But it was the modern up-to-date Winchester which he had held, all poised to fly up to the ready shoulder should he find the splashing animal which had attracted his attention by its noise, which, next to his handsome, clean-cut face, had most aroused her admiration.
“Lordy! Joe’d give his eyes to hev a gun like that,” she said.
And then she made a pun, unconscious of what the outer world calls such things, but quite conscious of its humor. “Thought I was a b’ar,” she chuckled. “Well, I certainly was b’ar!”
Feeling no further fear of any one, defiant, now that she was fully clothed, of “furriners,” rather hoping, as a matter of fact that she might sometime meet this one again, she let her laugh ring out unrestrained. A cat-bird answered it with a harsh cry; a blue-jay answered him with a still harsher note. But then a brown thrush burst into unaccustomed post-meridian song. Even his throbbing trills and thrilling, liquid quaverings, had not more melody in them, however, than had her ringing laughter.

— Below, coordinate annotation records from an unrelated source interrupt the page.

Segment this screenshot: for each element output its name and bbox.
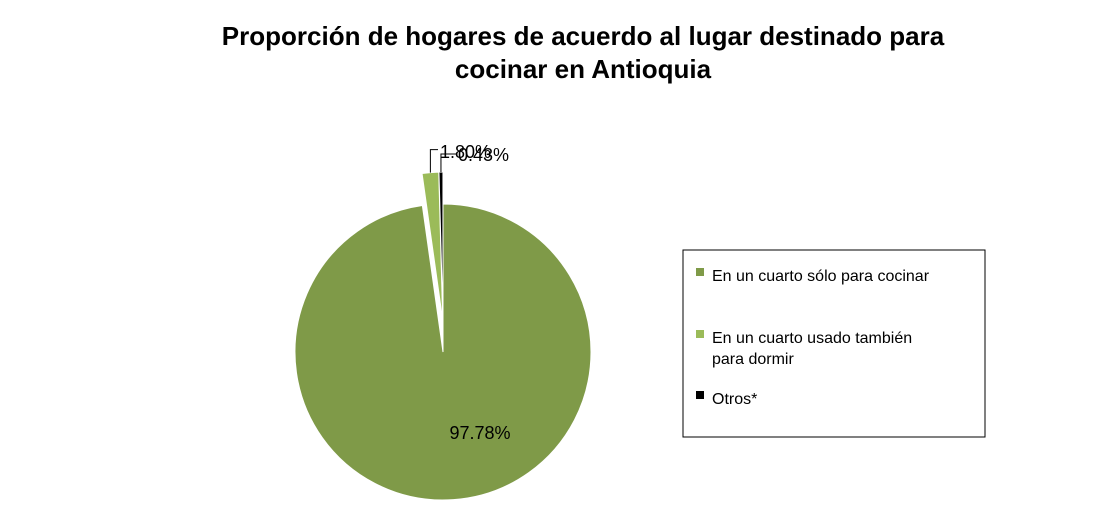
legend-box (682, 249, 986, 438)
data-label: 0.43% (458, 145, 509, 165)
leader-line (440, 153, 456, 173)
data-label: 1.80% (440, 142, 491, 162)
legend-swatch (696, 330, 704, 338)
pie-slice (438, 171, 444, 321)
legend-label: Otros* (712, 391, 757, 408)
chart-title: Proporción de hogares de acuerdo al luga… (222, 21, 945, 84)
legend-label: En un cuarto sólo para cocinar (712, 268, 930, 285)
data-label: 97.78% (449, 423, 510, 443)
legend-label: En un cuarto usado también para dormir (712, 330, 912, 368)
legend-swatch (696, 268, 704, 276)
pie-slice (294, 203, 592, 501)
legend-swatch (696, 391, 704, 399)
leader-line (429, 149, 438, 173)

Her laugh, too, roused more than vagrant birds into attention. She had emerged from the abrupt little valley and was entering upon a plateau which had been left comparatively open by the removal of great trees, sacrificed to furnish ties for the new railroad building in the lowlands. The place was littered with the discarded tops of pines and other woodland rubbish and seemed forlorn and wrecked. She swept her eyes about with the glance of a proprietor, for Madge Brierly owned all of this as well as most of the land through which the brook which deepened into the pool of her adventure flowed. Indeed the girl was counted rich among her fellows and owned, also, land down in the valley on which she would not live, but which she rented for an annual sum to her significant, although it would not have kept a lowland belle in caramels.
In the center of the disordered clearing just before her, was the person who, like the birds, had been roused to keen attention by the maiden’s ringing laugh. She saw him first while he was peering here and there, astonished, to learn whence the sound had come, and, with the instinctive caution of the mountain-bred, she quickly stepped behind a clump of laurel, through which she peered at him.
He was a man of sixty years, or thereabouts, wiry, tough and well preserved. His hair, of grizzled grey, was longer than most men wore theirs, even among the mountains, where there are few conventionalities in male attire. He was dressed in the ordinary garb of the Kentucky planter of the better class—broad soft hat, flowing necktie, long frock-coat, which formed a striking contrast to the coarse high-boots into the tops of which his trousers had been tucked—and yet he hardly seemed to her to belong to the class of gentlemen to which his dress apparently assigned him. His face was coarse and hard, his eyes, as he peered about in search of her, were “shifty,” she assured herself. His hands were large and crudely fashioned.